In the table above, “N” comes before “Y.” This means that when I make the legend, “dead,” i.e. those who did not survive, should come before “survived.”

Note how, in the bar chart, the first class is the only group where the “survived” bar is higher than the “dead” bar.

## 9.3 Exercises

### 9.3.1 Choose the appropriate kind of hypothesis test for the following research questions

Is there a correlation between children’s sun exposure (in hours) and eye sight?

Is there a difference between people with college degrees and those without in terms of their political party affiliation?

### 9.3.2 Carry out the appropriate hypothesis tests to answer the following questions

- What is the best way to train cats to line dance, with food or showing affection? 200 cats are recruited and trained with different rewards. At the end of the week, the researcher counted how many cats could line dance and how many could not. The results are recorded in Table 9.4.

Could Dance | Could not Dance | Total | |
---|---|---|---|

Food as Reward | 28 | 10 | 38 |

Affection as Reward | 48 | 114 | 162 |

Total | 76 | 124 | 200 |

State the independent variable, dependent variable, and null hypothesis.

Find out the success rates among different reward groups separately.

Run a chi-square analysis. Do you accept or reject the null hypothesis?

Explain your conclusion: which type of reward is more effective? Is the difference statistically significant?

Create a side-by-side bar plot to illustrate your comparison.

- Complete a hypothesis test to find out if men and women had different survival chances on Titanic.

Create a simple bar chart or pie chart for Sex. How many men and women were there?

State the null hypothesis based on the research question.

In this research question, what is the independent variable and what is the dependent variable?

Create a contingency table for Sex and Survived, and find out the survival rates among men and women separately.

Run a chi-square analysis. Do you accept or reject the null hypothesis?

Explain your conclusion: who were more likely to survive, men or women? Is the difference statistically significant?

Create a side-by-side bar plot to illustrate your comparison.

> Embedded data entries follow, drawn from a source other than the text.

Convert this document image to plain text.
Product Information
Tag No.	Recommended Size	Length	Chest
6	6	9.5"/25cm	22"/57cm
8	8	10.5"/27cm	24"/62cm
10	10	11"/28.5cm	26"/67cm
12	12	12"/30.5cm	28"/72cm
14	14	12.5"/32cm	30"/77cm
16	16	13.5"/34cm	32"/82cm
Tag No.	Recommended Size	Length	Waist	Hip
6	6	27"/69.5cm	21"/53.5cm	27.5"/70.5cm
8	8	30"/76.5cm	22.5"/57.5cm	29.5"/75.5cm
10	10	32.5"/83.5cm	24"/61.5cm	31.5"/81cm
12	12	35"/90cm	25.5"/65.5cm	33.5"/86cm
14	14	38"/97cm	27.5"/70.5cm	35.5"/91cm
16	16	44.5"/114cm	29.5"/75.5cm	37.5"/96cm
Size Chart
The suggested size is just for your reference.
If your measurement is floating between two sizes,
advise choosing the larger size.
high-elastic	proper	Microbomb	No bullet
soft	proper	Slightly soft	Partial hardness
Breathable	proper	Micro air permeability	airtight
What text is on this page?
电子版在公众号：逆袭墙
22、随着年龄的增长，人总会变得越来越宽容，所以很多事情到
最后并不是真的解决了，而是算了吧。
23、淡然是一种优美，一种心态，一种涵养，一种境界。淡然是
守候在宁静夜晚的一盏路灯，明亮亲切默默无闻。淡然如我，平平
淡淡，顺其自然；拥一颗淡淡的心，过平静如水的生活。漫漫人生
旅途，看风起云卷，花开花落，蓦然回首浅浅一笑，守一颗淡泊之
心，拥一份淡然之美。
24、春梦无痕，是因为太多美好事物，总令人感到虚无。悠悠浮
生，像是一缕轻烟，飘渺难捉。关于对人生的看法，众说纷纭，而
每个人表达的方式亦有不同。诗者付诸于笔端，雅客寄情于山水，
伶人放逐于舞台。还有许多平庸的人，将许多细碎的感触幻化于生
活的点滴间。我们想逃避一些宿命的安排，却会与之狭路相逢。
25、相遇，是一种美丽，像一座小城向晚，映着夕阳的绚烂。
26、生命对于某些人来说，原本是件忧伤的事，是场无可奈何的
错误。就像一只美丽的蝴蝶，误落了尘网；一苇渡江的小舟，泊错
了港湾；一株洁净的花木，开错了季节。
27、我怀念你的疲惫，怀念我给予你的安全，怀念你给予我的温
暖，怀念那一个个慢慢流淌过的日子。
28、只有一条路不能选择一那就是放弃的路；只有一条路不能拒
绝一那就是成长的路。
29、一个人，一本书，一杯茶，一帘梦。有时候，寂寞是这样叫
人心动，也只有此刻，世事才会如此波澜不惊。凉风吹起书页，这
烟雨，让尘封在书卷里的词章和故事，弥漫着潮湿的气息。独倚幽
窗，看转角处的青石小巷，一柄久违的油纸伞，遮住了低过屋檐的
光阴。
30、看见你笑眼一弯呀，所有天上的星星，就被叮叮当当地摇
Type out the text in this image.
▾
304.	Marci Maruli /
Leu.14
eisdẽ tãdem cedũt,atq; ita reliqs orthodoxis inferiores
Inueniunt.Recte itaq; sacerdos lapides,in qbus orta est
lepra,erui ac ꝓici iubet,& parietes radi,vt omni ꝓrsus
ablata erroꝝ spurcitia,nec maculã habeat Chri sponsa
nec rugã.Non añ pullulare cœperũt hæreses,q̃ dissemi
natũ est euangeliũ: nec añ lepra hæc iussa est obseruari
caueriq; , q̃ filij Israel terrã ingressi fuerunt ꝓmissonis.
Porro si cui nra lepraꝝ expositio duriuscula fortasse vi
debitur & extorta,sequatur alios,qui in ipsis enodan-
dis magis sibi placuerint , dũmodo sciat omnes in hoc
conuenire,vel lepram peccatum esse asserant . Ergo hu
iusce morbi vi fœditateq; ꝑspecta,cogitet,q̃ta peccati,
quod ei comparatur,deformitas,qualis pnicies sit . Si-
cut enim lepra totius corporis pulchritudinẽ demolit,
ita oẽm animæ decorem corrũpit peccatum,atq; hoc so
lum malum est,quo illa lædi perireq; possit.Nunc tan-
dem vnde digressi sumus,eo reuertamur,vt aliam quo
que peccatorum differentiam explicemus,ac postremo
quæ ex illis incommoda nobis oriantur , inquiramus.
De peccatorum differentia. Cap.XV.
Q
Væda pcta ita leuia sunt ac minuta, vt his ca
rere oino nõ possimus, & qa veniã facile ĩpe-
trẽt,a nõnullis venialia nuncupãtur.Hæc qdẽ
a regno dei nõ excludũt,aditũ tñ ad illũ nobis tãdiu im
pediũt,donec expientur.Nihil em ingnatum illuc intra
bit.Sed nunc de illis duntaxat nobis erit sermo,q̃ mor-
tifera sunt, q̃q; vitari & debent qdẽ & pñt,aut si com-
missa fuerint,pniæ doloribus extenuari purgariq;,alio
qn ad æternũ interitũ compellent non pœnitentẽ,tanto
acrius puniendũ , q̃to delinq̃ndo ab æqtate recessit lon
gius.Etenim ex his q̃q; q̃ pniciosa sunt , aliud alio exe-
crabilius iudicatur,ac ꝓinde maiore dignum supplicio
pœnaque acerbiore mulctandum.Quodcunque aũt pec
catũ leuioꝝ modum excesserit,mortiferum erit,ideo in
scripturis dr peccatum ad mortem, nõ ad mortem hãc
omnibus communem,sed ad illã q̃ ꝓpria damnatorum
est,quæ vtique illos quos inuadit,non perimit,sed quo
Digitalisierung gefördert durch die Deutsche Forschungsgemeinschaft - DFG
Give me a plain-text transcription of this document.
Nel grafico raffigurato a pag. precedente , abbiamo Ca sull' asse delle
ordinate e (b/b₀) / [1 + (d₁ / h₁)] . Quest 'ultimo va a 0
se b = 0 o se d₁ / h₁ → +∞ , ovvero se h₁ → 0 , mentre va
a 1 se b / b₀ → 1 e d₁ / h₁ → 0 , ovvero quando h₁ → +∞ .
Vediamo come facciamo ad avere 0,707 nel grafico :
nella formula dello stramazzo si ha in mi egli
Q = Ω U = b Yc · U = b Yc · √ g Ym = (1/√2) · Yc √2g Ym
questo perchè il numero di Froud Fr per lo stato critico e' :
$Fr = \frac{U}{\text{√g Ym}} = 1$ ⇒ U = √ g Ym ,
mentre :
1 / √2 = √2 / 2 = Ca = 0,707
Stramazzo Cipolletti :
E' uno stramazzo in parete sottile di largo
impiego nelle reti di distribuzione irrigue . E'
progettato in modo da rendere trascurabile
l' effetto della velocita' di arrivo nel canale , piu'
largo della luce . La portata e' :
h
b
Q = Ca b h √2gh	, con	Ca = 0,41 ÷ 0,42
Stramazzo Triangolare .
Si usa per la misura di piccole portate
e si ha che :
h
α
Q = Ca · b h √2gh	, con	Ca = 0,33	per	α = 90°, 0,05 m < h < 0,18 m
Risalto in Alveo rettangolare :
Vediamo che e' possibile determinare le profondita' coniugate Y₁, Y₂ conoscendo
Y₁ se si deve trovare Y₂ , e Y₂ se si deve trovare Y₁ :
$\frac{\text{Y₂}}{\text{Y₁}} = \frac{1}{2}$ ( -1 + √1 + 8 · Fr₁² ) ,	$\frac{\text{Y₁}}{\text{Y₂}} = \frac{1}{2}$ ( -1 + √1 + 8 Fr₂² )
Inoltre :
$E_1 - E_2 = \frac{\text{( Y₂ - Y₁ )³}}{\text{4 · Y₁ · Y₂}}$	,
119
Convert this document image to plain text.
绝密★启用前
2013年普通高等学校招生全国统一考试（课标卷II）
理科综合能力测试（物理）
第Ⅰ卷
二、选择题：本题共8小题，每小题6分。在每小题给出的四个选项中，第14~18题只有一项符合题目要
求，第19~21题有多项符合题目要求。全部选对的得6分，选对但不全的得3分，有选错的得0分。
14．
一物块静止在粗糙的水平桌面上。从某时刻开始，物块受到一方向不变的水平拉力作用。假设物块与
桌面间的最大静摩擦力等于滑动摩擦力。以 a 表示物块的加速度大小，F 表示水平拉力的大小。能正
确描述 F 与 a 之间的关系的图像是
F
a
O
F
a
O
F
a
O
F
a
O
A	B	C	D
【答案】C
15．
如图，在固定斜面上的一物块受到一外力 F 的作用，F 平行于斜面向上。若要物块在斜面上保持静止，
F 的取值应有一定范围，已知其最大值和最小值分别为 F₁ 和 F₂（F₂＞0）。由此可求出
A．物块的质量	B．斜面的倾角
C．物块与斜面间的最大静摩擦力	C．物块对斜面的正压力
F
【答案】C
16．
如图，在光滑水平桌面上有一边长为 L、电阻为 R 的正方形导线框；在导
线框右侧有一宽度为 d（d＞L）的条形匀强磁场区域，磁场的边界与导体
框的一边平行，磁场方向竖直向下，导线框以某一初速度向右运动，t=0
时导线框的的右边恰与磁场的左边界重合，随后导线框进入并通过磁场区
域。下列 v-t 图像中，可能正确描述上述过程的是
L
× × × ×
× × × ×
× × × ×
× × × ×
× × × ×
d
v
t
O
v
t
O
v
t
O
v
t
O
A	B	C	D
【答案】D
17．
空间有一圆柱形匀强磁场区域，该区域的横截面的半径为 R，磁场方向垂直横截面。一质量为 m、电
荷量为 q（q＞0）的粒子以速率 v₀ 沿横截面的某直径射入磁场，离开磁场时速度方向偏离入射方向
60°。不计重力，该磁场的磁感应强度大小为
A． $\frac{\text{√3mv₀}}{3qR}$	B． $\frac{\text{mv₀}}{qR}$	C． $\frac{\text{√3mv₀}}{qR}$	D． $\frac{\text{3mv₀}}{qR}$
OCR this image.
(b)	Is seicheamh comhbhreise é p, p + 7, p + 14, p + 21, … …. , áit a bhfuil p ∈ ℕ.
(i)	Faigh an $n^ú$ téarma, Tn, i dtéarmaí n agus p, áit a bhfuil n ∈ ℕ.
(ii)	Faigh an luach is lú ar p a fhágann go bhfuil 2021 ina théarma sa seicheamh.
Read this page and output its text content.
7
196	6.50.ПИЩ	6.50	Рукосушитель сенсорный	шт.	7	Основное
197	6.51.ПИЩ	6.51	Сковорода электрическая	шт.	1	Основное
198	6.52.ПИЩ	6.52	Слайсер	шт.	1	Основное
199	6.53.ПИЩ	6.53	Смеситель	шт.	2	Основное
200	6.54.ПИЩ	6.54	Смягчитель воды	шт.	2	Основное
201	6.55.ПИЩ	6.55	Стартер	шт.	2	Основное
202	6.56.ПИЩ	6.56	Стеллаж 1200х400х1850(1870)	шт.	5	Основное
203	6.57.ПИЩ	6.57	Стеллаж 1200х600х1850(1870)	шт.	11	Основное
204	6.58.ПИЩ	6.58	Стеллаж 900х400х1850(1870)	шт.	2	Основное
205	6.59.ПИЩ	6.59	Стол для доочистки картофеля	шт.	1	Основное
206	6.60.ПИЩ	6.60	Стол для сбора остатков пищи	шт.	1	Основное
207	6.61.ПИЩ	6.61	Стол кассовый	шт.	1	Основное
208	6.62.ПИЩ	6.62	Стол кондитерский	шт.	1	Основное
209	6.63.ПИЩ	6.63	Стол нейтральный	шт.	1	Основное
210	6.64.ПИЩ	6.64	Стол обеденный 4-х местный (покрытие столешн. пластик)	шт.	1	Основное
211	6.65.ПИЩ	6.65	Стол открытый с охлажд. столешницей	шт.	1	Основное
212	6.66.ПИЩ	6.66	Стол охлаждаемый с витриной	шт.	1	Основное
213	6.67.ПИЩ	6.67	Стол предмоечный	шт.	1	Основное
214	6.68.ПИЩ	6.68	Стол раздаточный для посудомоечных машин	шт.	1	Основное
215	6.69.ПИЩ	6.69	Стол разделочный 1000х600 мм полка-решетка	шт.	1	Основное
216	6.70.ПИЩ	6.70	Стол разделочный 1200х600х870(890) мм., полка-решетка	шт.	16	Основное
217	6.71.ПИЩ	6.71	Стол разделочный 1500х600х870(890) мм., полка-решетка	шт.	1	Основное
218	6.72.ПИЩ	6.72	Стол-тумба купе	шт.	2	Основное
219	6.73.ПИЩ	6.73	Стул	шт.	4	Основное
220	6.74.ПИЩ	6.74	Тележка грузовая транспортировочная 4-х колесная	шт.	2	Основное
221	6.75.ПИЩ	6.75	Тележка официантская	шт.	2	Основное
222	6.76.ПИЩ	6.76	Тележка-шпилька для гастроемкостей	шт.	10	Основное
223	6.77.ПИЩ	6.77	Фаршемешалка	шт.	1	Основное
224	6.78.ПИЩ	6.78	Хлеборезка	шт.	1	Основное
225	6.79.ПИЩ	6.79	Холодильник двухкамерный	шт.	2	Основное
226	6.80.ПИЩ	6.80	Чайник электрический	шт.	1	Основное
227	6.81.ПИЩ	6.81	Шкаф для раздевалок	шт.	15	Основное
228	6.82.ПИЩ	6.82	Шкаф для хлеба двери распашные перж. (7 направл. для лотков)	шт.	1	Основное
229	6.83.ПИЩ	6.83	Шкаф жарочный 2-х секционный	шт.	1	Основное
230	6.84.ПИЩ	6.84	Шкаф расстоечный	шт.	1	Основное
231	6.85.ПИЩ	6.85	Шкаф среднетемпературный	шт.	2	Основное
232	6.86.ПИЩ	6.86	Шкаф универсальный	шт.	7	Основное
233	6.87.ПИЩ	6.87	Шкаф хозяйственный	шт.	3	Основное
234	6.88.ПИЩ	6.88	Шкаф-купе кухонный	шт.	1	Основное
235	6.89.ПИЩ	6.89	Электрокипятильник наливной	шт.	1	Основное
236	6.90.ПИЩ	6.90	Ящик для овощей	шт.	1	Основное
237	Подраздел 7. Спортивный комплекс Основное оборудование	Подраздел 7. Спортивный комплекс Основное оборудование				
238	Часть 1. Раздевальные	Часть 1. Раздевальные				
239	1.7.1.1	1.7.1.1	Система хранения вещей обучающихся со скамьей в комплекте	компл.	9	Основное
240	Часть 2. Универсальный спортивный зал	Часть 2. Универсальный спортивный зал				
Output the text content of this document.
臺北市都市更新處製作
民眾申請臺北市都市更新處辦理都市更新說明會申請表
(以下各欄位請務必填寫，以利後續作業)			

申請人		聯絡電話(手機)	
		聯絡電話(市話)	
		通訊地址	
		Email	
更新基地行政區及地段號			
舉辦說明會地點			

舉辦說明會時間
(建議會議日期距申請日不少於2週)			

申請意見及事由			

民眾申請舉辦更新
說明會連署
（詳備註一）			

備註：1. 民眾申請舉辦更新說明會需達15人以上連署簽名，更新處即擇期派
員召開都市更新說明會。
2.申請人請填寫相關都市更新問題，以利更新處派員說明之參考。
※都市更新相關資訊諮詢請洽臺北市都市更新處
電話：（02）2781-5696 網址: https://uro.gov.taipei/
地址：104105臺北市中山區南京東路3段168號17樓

- Researchers are interested in finding out if different kinds of praises have different effects on children. Specifically, they divided a sample of 100 children into two groups. One group was praised for their intelligence during a task (“you are such a smart kid!”), the other group was praised for their effort during the same task (“you worked so hard on this. That’s great!”). At the end of the task, they measured the children’s motivation, i.e. if they were willing to take on new challenge. Some were willing to take challenge. Some avoided challenge.

Please enter the data into R and carry out a chi-square analysis

Took challenge | Avoided challenge | Total | |
---|---|---|---|

Praised for effort | 25 | 15 | 40 |

Praised for intelligence | 5 | 55 | 60 |

Total | 30 | 70 | 100 |

State the independent variable, dependent variable, and null hypothesis.

Find out the chances of kids taking challenge among different praise groups separately.

Run a chi-square analysis. Do you accept or reject the null hypothesis?

Explain your conclusion: which type of praise is more motivating? Is the difference statistically significant?

Create a side-by-side bar plot to illustrate your comparison.